While John is busy with record keeping and helping customers track down certain copies of a comic, Susan mans the cash register.

In the line, one mother and her son get their turn at the cashier’s desk, where the free comics are kept.

        “Do you still have any of the free comic books?” the mother said.

        Susan said, “Yeah, we have a few.”

        Susan asks the woman’s son, small enough to not see over the collectable-filled glass counter, if he would like a “Smurfs” comic. The little boy says no. Susan tells the boy they have a “SpongeBob” comic, but the kid wants none of it. He wants an issue of Batman. Susan says they have one left. As Susan goes into the part of the desk where the free comics are kept, the kid asks if the action figures on the wall are free too. No, Susan says, those aren’t for playing. Those are John’s toys. Then the kid gets it, the last copy of the Free Comic Book Day Batman issue. Just in time, too; a little bit after he leaves with his mother, others will ask about it and be turned away.

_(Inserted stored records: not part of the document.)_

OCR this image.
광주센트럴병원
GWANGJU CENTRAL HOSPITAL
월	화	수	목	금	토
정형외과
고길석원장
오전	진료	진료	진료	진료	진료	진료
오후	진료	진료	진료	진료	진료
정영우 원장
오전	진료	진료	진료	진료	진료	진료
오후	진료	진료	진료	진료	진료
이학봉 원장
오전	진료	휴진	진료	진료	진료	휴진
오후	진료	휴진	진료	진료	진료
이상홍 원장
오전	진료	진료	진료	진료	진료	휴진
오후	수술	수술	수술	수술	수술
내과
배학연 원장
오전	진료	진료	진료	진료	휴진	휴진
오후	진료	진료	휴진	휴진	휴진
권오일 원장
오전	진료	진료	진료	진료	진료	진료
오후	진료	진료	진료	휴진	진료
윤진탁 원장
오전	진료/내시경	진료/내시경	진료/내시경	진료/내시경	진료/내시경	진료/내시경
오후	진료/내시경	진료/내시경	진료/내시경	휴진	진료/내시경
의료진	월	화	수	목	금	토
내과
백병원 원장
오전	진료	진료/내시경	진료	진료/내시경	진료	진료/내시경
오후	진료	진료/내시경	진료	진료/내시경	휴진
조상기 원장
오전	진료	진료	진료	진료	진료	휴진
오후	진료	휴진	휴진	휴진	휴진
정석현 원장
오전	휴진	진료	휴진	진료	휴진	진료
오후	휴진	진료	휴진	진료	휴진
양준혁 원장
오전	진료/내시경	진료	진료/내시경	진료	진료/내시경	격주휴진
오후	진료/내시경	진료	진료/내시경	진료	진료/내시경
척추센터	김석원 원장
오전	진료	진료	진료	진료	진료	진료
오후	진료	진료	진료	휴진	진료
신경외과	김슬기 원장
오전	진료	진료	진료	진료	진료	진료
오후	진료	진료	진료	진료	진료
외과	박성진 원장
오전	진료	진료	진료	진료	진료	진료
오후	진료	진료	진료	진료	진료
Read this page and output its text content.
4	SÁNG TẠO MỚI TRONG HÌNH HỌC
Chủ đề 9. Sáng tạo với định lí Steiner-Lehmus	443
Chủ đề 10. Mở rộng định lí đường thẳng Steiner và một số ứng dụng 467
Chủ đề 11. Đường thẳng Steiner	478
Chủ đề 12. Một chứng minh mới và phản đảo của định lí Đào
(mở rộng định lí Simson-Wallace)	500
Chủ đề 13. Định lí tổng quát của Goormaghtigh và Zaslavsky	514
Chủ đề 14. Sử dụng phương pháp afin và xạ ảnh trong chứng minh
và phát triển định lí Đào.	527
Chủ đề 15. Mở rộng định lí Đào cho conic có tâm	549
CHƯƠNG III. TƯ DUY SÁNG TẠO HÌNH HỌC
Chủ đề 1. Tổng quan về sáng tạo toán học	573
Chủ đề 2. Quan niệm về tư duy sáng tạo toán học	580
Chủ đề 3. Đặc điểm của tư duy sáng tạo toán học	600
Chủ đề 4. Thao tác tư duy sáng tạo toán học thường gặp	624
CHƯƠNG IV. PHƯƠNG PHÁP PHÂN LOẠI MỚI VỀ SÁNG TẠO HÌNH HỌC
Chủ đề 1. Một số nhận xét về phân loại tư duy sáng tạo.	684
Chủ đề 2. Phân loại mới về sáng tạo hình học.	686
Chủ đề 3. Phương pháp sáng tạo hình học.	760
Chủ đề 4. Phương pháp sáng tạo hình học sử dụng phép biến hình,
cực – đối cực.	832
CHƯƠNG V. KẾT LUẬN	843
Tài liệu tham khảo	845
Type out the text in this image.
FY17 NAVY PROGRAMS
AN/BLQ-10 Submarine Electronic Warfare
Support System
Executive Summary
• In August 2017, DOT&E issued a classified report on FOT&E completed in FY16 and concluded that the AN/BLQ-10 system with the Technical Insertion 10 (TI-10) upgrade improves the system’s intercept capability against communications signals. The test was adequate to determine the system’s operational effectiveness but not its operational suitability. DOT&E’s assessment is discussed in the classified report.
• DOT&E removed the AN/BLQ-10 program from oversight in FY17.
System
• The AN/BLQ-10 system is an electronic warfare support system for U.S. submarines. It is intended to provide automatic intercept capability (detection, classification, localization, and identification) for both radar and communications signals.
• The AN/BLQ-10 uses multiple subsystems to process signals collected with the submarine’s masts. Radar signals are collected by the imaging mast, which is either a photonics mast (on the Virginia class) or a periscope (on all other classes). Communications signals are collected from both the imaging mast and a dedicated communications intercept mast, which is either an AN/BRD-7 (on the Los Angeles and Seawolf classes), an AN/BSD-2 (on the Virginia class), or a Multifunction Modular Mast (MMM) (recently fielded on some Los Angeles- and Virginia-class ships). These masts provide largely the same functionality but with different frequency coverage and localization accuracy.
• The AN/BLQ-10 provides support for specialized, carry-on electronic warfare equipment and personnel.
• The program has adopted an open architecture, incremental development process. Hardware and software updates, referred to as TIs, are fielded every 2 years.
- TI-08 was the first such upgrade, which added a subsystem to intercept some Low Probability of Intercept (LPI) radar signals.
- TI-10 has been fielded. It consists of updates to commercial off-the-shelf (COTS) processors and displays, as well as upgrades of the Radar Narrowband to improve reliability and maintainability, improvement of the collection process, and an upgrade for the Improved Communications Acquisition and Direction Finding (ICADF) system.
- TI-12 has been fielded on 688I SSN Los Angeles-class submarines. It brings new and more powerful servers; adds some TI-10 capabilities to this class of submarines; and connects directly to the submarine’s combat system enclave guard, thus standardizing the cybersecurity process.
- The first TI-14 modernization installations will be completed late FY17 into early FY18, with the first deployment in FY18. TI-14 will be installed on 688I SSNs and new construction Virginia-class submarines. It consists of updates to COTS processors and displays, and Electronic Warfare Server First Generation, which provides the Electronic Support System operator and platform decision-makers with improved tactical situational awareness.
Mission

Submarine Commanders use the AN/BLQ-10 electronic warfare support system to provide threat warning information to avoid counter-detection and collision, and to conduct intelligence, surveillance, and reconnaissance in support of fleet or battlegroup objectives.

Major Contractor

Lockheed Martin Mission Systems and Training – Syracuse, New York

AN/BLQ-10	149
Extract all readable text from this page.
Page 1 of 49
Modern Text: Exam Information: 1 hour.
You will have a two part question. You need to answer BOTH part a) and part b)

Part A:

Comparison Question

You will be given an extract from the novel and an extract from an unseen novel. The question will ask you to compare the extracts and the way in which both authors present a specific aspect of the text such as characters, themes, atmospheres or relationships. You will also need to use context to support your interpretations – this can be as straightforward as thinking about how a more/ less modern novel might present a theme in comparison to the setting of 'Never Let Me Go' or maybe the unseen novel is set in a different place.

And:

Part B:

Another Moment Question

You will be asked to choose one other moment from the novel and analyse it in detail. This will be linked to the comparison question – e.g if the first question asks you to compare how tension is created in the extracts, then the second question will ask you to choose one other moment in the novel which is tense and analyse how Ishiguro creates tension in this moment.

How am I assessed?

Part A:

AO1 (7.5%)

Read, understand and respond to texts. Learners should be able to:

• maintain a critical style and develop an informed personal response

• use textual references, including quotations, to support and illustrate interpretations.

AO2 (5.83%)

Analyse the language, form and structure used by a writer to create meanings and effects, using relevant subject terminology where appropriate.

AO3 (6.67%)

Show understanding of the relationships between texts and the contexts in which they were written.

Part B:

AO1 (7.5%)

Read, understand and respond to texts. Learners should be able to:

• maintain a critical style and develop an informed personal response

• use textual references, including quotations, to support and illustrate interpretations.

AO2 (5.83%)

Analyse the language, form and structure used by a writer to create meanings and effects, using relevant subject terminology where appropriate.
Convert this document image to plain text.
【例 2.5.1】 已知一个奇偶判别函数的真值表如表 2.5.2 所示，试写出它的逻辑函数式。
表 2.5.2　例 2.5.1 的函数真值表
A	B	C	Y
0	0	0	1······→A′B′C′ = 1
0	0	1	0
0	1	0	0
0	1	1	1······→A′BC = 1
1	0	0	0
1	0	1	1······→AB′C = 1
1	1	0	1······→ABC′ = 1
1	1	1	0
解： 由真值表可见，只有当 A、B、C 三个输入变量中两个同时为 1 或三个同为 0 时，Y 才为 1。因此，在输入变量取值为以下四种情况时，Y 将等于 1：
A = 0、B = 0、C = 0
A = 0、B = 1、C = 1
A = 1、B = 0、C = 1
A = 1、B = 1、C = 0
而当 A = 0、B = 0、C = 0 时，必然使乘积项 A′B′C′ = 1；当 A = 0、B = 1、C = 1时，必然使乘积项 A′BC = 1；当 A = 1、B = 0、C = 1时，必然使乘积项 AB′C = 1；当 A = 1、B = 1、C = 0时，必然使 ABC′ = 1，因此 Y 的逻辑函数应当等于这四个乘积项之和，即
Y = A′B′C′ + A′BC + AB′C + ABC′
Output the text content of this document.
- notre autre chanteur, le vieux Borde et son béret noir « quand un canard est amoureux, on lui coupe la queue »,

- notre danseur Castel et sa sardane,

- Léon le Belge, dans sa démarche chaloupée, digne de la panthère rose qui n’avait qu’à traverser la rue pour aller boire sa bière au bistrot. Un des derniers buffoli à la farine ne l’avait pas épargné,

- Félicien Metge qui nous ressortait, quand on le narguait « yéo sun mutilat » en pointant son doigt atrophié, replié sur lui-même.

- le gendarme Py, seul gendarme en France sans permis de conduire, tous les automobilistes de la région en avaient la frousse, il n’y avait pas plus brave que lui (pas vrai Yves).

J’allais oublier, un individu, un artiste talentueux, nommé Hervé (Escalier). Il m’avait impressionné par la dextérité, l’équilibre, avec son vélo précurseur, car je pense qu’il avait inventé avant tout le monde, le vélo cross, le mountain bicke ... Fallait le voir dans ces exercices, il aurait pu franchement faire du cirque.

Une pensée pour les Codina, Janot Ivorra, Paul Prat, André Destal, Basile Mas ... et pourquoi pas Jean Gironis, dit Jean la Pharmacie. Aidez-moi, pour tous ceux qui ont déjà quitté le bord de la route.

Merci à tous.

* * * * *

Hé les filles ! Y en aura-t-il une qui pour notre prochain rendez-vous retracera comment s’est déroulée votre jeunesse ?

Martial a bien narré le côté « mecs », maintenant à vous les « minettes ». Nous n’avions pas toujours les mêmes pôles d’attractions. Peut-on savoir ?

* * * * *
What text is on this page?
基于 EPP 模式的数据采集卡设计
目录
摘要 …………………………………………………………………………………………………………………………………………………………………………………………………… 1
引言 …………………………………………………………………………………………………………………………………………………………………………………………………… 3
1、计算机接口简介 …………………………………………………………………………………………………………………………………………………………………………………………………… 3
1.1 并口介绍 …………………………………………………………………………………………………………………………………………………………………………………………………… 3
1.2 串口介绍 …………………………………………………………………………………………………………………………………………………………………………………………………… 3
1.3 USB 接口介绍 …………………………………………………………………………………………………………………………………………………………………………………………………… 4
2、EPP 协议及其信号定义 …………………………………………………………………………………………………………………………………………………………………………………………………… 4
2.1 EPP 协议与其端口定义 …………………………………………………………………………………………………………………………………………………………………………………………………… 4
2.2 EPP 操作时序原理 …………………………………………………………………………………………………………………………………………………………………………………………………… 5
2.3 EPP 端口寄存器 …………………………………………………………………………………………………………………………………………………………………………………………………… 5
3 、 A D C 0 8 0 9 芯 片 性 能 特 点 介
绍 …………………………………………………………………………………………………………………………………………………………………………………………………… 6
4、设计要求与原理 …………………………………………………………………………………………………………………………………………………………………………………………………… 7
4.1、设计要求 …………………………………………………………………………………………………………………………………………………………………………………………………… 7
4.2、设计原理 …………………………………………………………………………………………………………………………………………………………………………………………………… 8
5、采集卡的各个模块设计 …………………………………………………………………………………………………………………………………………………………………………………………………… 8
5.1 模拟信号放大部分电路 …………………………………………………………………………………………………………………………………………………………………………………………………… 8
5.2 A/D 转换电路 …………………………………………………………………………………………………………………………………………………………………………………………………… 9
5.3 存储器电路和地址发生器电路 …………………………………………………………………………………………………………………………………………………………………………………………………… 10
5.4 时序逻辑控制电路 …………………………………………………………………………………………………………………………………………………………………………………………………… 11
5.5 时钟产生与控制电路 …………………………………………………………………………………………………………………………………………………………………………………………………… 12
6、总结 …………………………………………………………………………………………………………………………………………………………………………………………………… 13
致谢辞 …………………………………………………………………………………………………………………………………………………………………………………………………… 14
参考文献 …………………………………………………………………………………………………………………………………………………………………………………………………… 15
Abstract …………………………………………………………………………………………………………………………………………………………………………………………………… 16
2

        As the mother and son head for the exit, various other customers go to and from the back part of the store. Starting behind a cardboard cutout of the Cryptkeeper of “Tales from the Crypt” fame, the rear of the shop is filled with multiple long boxes. Customers bend over these, walking their index and middle fingers across the tops of old comics in an effort to find back issues from up to thirty years ago.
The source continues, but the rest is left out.